小説 川崎サイト

 

庚申の夜


 少し辺鄙な場所。決して山里でもなく、田舎でもない。大きな平野内にある町だ。電車の便が悪いのは最寄り駅が多いためだ。そのワンルームマンション、不動産により、最寄り駅が違う。竹田はそこに引っ越したのだが、三つか四つほど駅がある。駅だらけではないかと思われるが、実はどの駅も遠い。バス停もかなり歩くことになるし、そこから駅まで、もう一度乗り換えないといけない。これは駅まで自転車で行った方が早いが、どの駅も遙か彼方にある。つまり線路に遠巻きに取り囲まれているような町なのだ。そのためか、家賃が安いので竹田はここに引っ越した。
 ある日、年寄りが来て、助けてくれと頼まれた。ワンルームマンションといってもアパートのようなもので、誰でも出入りできる。
 訪ねてきた老人は地元の人だった。町内会に入れと言ってきたのかもしれないが、それならこのマンションのオーナーが入っていればそれでいいだろう。それに独身の一人暮ししか住んでいない。公園の草むしりや、ゴミの当番など、できないだろう。
「助けてくれ」とは「来てくれ」だった。正確に言えば参加してくれと。しかも夜中だ。できれば朝方までいてくれと頼まれた。酒や御馳走も用意しているとか。
 今では年に一度の行事になってしまったが、それさえ淋しいものになっている。昔からある祭りとか行事のようなものだろう。
 祭りなどで、神輿の担ぎ手がいないので、手伝ってくれ、なら分かるが、年に一度になってしまったらしいので、年に何回かある行事のようだ。
 大した支度はいらないので、普段着のままでいいらしい。座っているだけでもいいとか。だから、今すぐにでも来てくれと竹田は頼まれた。もう夜も更けている。こんな時間から何があるのだろうかと不審がったが、老人の名刺を見ると、村の世話役となっている。周囲は殆ど住宅や工場になっているが、ぽつんぽつんと農家がある。そこの人だろう。
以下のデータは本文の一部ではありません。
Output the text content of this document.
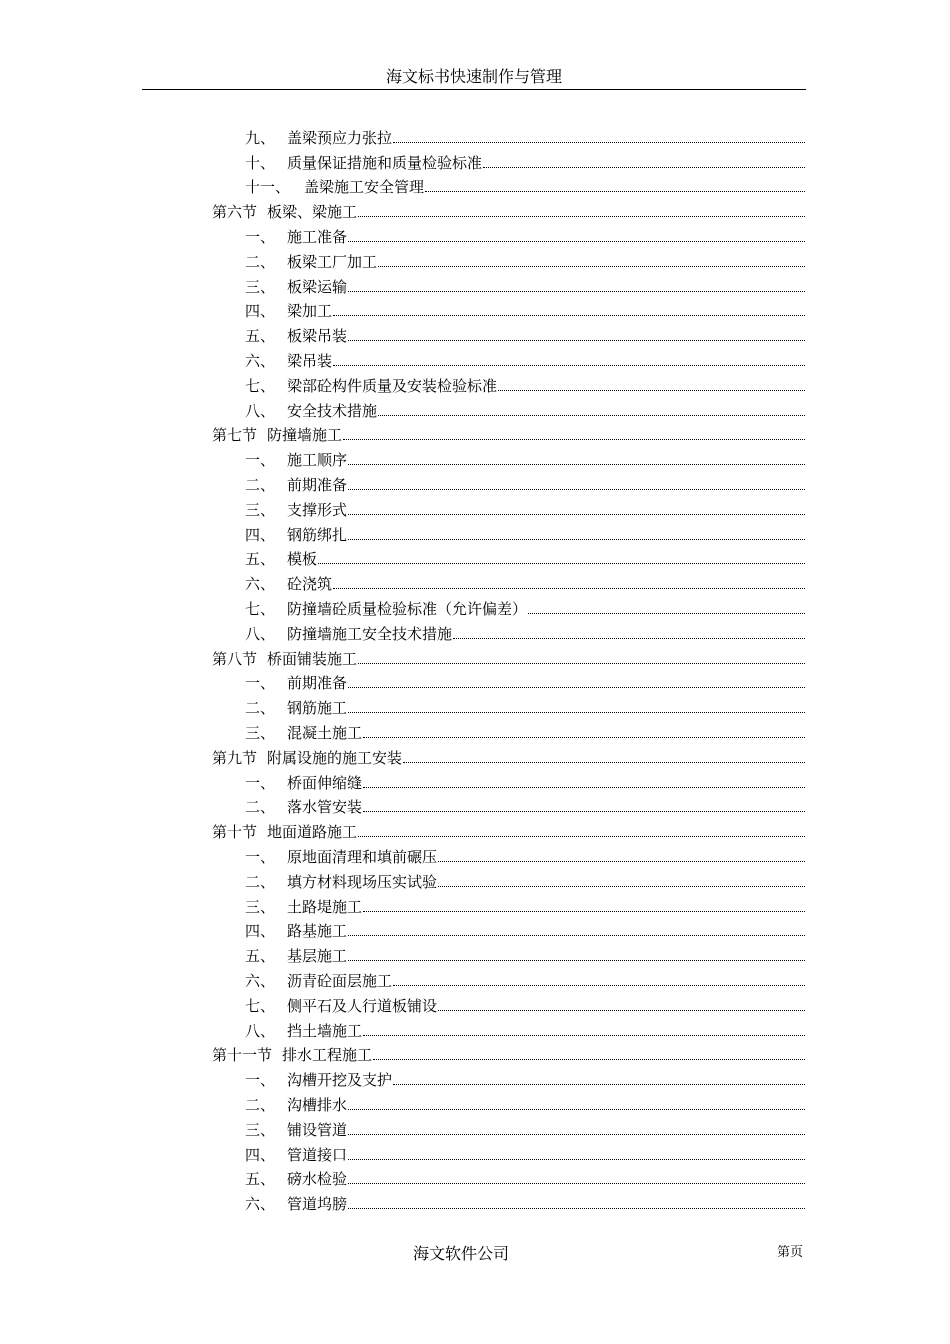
海文标书快速制作与管理
九、 盖梁预应力张拉
十、 质量保证措施和质量检验标准
十一、 盖梁施工安全管理
第六节 板梁、梁施工
一、 施工准备
二、 板梁工厂加工
三、 板梁运输
四、 梁加工
五、 板梁吊装
六、 梁吊装
七、 梁部砼构件质量及安装检验标准
八、 安全技术措施
第七节 防撞墙施工
一、 施工顺序
二、 前期准备
三、 支撑形式
四、 钢筋绑扎
五、 模板
六、 砼浇筑
七、 防撞墙砼质量检验标准（允许偏差）
八、 防撞墙施工安全技术措施
第八节 桥面铺装施工
一、 前期准备
二、 钢筋施工
三、 混凝土施工
第九节 附属设施的施工安装
一、 桥面伸缩缝
二、 落水管安装
第十节 地面道路施工
一、 原地面清理和填前碾压
二、 填方材料现场压实试验
三、 土路堤施工
四、 路基施工
五、 基层施工
六、 沥青砼面层施工
七、 侧平石及人行道板铺设
八、 挡土墙施工
第十一节 排水工程施工
一、 沟槽开挖及支护
二、 沟槽排水
三、 铺设管道
四、 管道接口
五、 磅水检验
六、 管道坞膀
海文软件公司	第页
 分かりにくい場所にあるので、案内してくれるらしく、竹田は老人のあとを歩いた。夜空に丸い大きな月が出ている。遠い場所ではないらしいが、初めて入り込むような細い道だった。今では裏道になっているが、昔の農道だろう。その奥に大きな銀杏の木が立っている。公園ほどではないが、一寸した広場だ。そこに神社とも寺とも分からないお堂がある。寺でも神社でもないらしい。しいて言えば祠の巨大なものだ。そのお堂から明かりが見える。鳥居のようなものはないが、石柱が二本立っている。
 お堂に近付くと、がやがやと人の声が聞こえる。
 案内されるまま、中に入ると狭い場所で何人もの人達が車座になって飲食している。飲みつぶれて、脇で寝転がっている人もいる。
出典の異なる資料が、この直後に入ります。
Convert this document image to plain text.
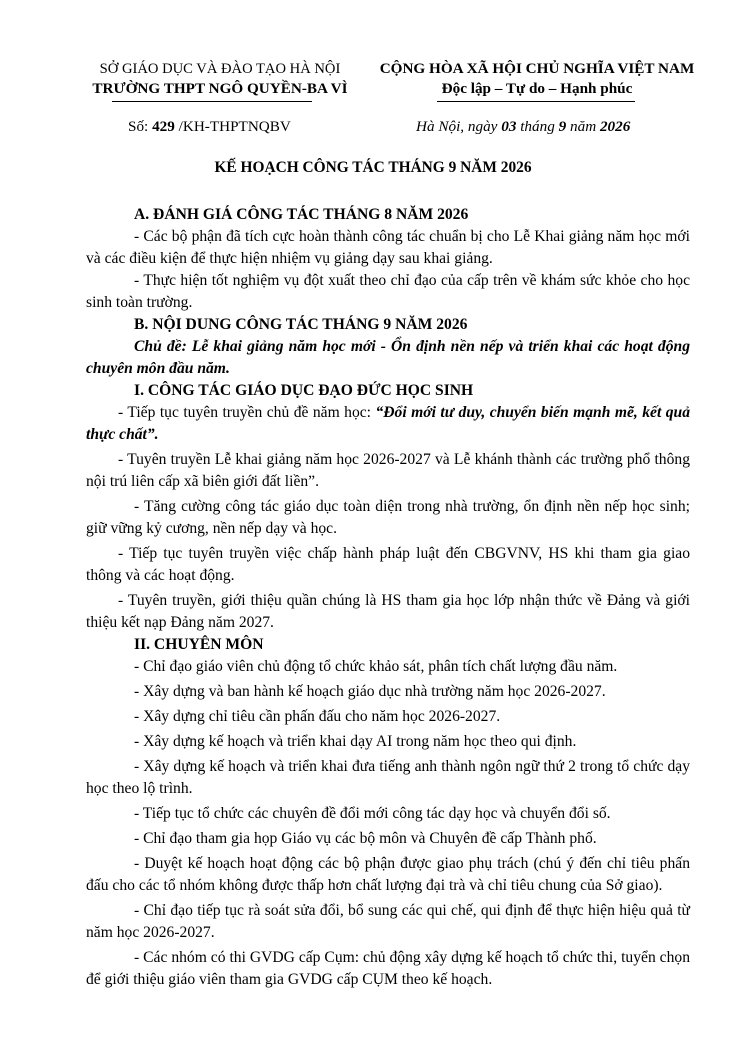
SỞ GIÁO DỤC VÀ ĐÀO TẠO HÀ NỘI

TRƯỜNG THPT NGÔ QUYỀN-BA VÌ

CỘNG HÒA XÃ HỘI CHỦ NGHĨA VIỆT NAM

Độc lập – Tự do – Hạnh phúc

Số: 429 /KH-THPTNQBV	Hà Nội, ngày 03 tháng 9 năm 2026
KẾ HOẠCH CÔNG TÁC THÁNG 9 NĂM 2026

A. ĐÁNH GIÁ CÔNG TÁC THÁNG 8 NĂM 2026

- Các bộ phận đã tích cực hoàn thành công tác chuẩn bị cho Lễ Khai giảng năm học mới và các điều kiện để thực hiện nhiệm vụ giảng dạy sau khai giảng.

- Thực hiện tốt nghiệm vụ đột xuất theo chỉ đạo của cấp trên về khám sức khỏe cho học sinh toàn trường.

B. NỘI DUNG CÔNG TÁC THÁNG 9 NĂM 2026

Chủ đề: Lễ khai giảng năm học mới - Ổn định nền nếp và triển khai các hoạt động chuyên môn đầu năm.

I. CÔNG TÁC GIÁO DỤC ĐẠO ĐỨC HỌC SINH

- Tiếp tục tuyên truyền chủ đề năm học: “Đổi mới tư duy, chuyển biến mạnh mẽ, kết quả thực chất”.

- Tuyên truyền Lễ khai giảng năm học 2026-2027 và Lễ khánh thành các trường phổ thông nội trú liên cấp xã biên giới đất liền”.

- Tăng cường công tác giáo dục toàn diện trong nhà trường, ổn định nền nếp học sinh; giữ vững kỷ cương, nền nếp dạy và học.

- Tiếp tục tuyên truyền việc chấp hành pháp luật đến CBGVNV, HS khi tham gia giao thông và các hoạt động.

- Tuyên truyền, giới thiệu quần chúng là HS tham gia học lớp nhận thức về Đảng và giới thiệu kết nạp Đảng năm 2027.

II. CHUYÊN MÔN

- Chỉ đạo giáo viên chủ động tổ chức khảo sát, phân tích chất lượng đầu năm.

- Xây dựng và ban hành kế hoạch giáo dục nhà trường năm học 2026-2027.

- Xây dựng chỉ tiêu cần phấn đấu cho năm học 2026-2027.

- Xây dựng kế hoạch và triển khai dạy AI trong năm học theo qui định.

- Xây dựng kế hoạch và triển khai đưa tiếng anh thành ngôn ngữ thứ 2 trong tổ chức dạy học theo lộ trình.

- Tiếp tục tổ chức các chuyên đề đổi mới công tác dạy học và chuyển đổi số.

- Chỉ đạo tham gia họp Giáo vụ các bộ môn và Chuyên đề cấp Thành phố.

- Duyệt kế hoạch hoạt động các bộ phận được giao phụ trách (chú ý đến chỉ tiêu phấn đấu cho các tổ nhóm không được thấp hơn chất lượng đại trà và chỉ tiêu chung của Sở giao).

- Chỉ đạo tiếp tục rà soát sửa đổi, bổ sung các qui chế, qui định để thực hiện hiệu quả từ năm học 2026-2027.

- Các nhóm có thi GVDG cấp Cụm: chủ động xây dựng kế hoạch tổ chức thi, tuyển chọn để giới thiệu giáo viên tham gia GVDG cấp CỤM theo kế hoạch.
 竹田は席を作ってもらい、そこで酒盛りをした。用事というのはそれだけらしい。
 竹田は人数を数えると自分も入れて十二人だった。竹田を案内した老人は、どうやら世話役筆頭らしく、上座に着いている。その後ろに古めかしい掛け軸がかかっていた。
 竹田と似た年代の青年が横にいたので聞いてみるが、何の絵かは分からないらしい。仏画のようにも見える。青年は大津絵ではないかと適当なことを言った。そういう名を知っているだけでも大したものだと竹田は思った。
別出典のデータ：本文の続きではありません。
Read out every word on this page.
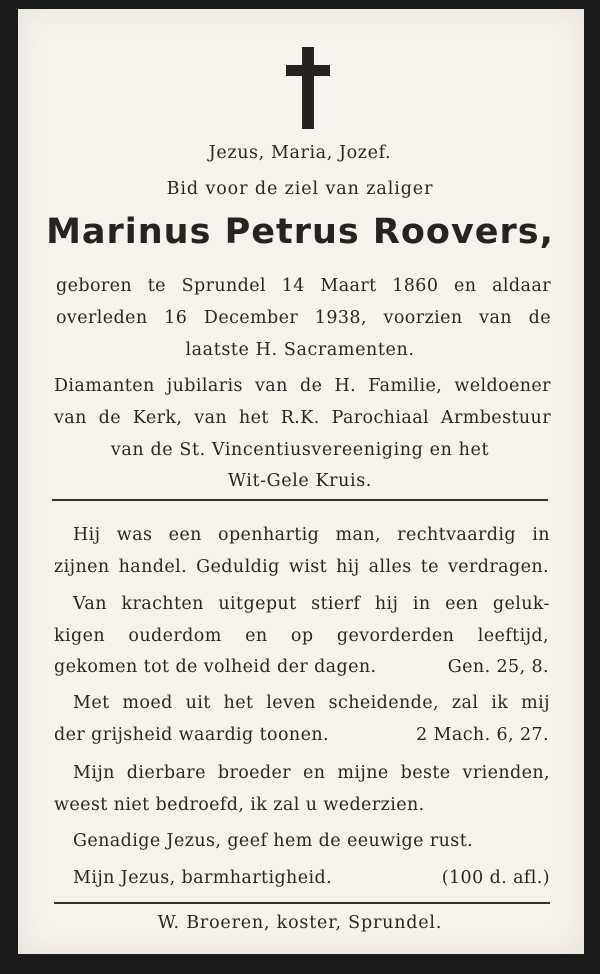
Jezus, Maria, Jozef.
Bid voor de ziel van zaliger
Marinus Petrus Roovers,
geboren te Sprundel 14 Maart 1860 en aldaar
overleden 16 December 1938, voorzien van de
laatste H. Sacramenten.
Diamanten jubilaris van de H. Familie, weldoener
van de Kerk, van het R.K. Parochiaal Armbestuur
van de St. Vincentiusvereeniging en het
Wit-Gele Kruis.
Hij was een openhartig man, rechtvaardig in
zijnen handel. Geduldig wist hij alles te verdragen.
Van krachten uitgeput stierf hij in een geluk-
kigen ouderdom en op gevorderden leeftijd,
gekomen tot de volheid der dagen.	Gen. 25, 8.
Met moed uit het leven scheidende, zal ik mij
der grijsheid waardig toonen.	2 Mach. 6, 27.
Mijn dierbare broeder en mijne beste vrienden,
weest niet bedroefd, ik zal u wederzien.
Genadige Jezus, geef hem de eeuwige rust.
Mijn Jezus, barmhartigheid.	(100 d. afl.)
W. Broeren, koster, Sprundel.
 男達はよくある居酒屋のように、雑談している。世間話が殆どで、この行事の話ではない。
 横の青年も、竹田と同じように呼び出されたらしい。飲み放題食べ放題だと。それ以外、何もないからと。
 絵の話をしていると、木の瘤のような顔をした純朴そうな老人が、あれは庚申さんだよと教えてくれた。
 横の青年が、ああ猿ですかと言っただけで、それ以上の知識はないようだ。
 世話役筆頭も飲み始めている。もう人数が足りたのだろう。何故十二人なのかは分からないが、昔から村の代表格の家が十二家あり、このお堂も十二人が座れるようになっているらしい。
 竹田はあとでネットで調べると、庚申講だったようだ。この地方では、村の夜の商工会議所のようなものだったらしい。